Colonel Manat Kongpan, of the Internal Security Operations Command, credited the preparedness of coastal villagers as one cause of the boatpeople ceasing to travel. "The arrests last sailing season helped to stop the boatpeople from coming," he said.

However, the Arakan Project, an NGO with connections in Bangladesh and Arakan state in Burma, the departure points for the Rohingya, said it was too early to be sure that no boats would come before the sailing season ends in April.

''We are told that there is some activity and some have paid the brokers and are ready to come,'' said Chris Lewa, the NGO spokeswoman. ''They are waiting to see what happens to the detainees who are currently being held in Bangkok. However, most are now flying direct to Malaysia.''

Ms Lewa said the availability of cheap flights and access to forged Bangladesh documents meant that for the first time, Rohingya women were also able to move to Malaysia, primarily as brides for Muslim Rohingya men, who are generally young and single.

''Brokers have switched to the air routes,'' she said. ''In many ways, it's simpler and safer.''

The first group of Rohingya to avoid the ''pushbacks'' are being held in detention in Bangkok. The men were transferred from a detention centre in Ranong, a town on the border between Thailand and Burma, after two teenagers died in custody.

As many as 30 of the would-be refugees, held captive in confined spaces without access to sunlight for six months, could barely walk when they arrived in Bangkok.

Phuketwan journalists were told in a face-to-face interview with the commander of the Ranong detention centre and in regular telephone calls that the detainees were happy, that they were well-treated, that they were content.

No action has been taken over the deaths in custody or against the people responsible for carrying out the pushback policy.

Thailand has held the chair of Asean this year as the 10-nation group attempted to set rules for human rights within the region.

When the Foreign Ministers of Asean met with US Secretary of State Hillary Clinton on Phuket mid-year, the Rohingya issue was the last item on a long list. Nothing was resolved then, nor has it been resolved since.

Almost 5000 Rohingya arrived on the Andaman coast in the 2007-2008 sailing season, prompting the then Thai government to look at methods of deterring others from following.

In 2008-2009, about 1200 would-be refugees arrived before exposure of the inhumane pushbacks received international media coverage.

Despite the risks involved, the hardship of life in Rohingya villages usually means people will try more than once to reach Thailand or Malaysia.

In Malaysia, their treatment has improved in reaction to a US State Department report this year condemning ''revolving door'' abuses in which corrupt Malaysian officials traded released boatpeople into various forms of slavery in Thailand.

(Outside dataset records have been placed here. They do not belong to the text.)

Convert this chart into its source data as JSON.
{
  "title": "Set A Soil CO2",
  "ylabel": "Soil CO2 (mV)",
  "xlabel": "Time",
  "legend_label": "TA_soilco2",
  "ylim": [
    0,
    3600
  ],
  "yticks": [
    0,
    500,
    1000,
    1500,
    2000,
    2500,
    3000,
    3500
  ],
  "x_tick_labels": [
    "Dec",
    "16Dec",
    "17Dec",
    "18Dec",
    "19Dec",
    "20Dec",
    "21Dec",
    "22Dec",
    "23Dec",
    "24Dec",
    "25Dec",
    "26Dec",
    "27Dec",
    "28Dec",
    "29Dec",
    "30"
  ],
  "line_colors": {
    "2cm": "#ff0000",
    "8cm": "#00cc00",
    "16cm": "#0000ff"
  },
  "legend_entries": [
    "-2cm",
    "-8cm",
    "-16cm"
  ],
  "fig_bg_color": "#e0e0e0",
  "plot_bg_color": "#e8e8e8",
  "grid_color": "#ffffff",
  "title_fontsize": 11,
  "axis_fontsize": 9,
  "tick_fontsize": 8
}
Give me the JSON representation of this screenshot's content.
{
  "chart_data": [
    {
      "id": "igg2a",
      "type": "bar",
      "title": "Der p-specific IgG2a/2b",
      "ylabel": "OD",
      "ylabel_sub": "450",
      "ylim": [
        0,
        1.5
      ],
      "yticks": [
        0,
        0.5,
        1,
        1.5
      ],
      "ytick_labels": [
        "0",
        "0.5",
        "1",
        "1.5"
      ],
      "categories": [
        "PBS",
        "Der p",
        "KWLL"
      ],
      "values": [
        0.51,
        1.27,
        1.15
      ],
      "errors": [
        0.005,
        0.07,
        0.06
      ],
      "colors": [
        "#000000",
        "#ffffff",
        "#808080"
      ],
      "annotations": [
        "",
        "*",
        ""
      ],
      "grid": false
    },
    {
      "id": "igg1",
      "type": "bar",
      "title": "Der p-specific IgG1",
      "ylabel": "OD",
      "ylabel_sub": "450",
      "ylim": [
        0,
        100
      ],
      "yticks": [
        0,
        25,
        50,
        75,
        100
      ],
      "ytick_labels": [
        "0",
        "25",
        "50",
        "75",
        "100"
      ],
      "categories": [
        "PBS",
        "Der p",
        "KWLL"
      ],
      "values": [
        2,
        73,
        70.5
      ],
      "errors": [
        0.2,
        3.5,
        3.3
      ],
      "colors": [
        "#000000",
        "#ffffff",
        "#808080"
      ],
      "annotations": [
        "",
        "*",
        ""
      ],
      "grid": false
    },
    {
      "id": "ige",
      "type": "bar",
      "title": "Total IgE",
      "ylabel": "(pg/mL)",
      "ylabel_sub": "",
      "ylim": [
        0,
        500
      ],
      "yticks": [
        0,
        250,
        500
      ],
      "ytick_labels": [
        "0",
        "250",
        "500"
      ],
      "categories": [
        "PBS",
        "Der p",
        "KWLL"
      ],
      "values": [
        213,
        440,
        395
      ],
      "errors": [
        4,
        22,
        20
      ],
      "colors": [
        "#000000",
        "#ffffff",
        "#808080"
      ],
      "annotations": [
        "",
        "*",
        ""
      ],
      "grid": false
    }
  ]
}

The Andaman coast, meanwhile, continues to produce surprises. World-beating five-star resorts flourish along a holiday strip that of late combined sunbathing tourists and captured boatpeople lying on the same beach, but with vastly different levels of freedom.

Phuket has a small Rohingya community, a mix of both legal and illegal residents. It is believed that some boatloads of would-be refugees have come ashore on Phuket over the years, only to be arrested and transported to detention in Ranong as illegal Burmese.

Those with enough money would have been able to pay to be recycled. The fate of those without the capacity to bribe corrupt officials and brokers is less clear.

A version of this article appeared in the South China Morning Post, December 14.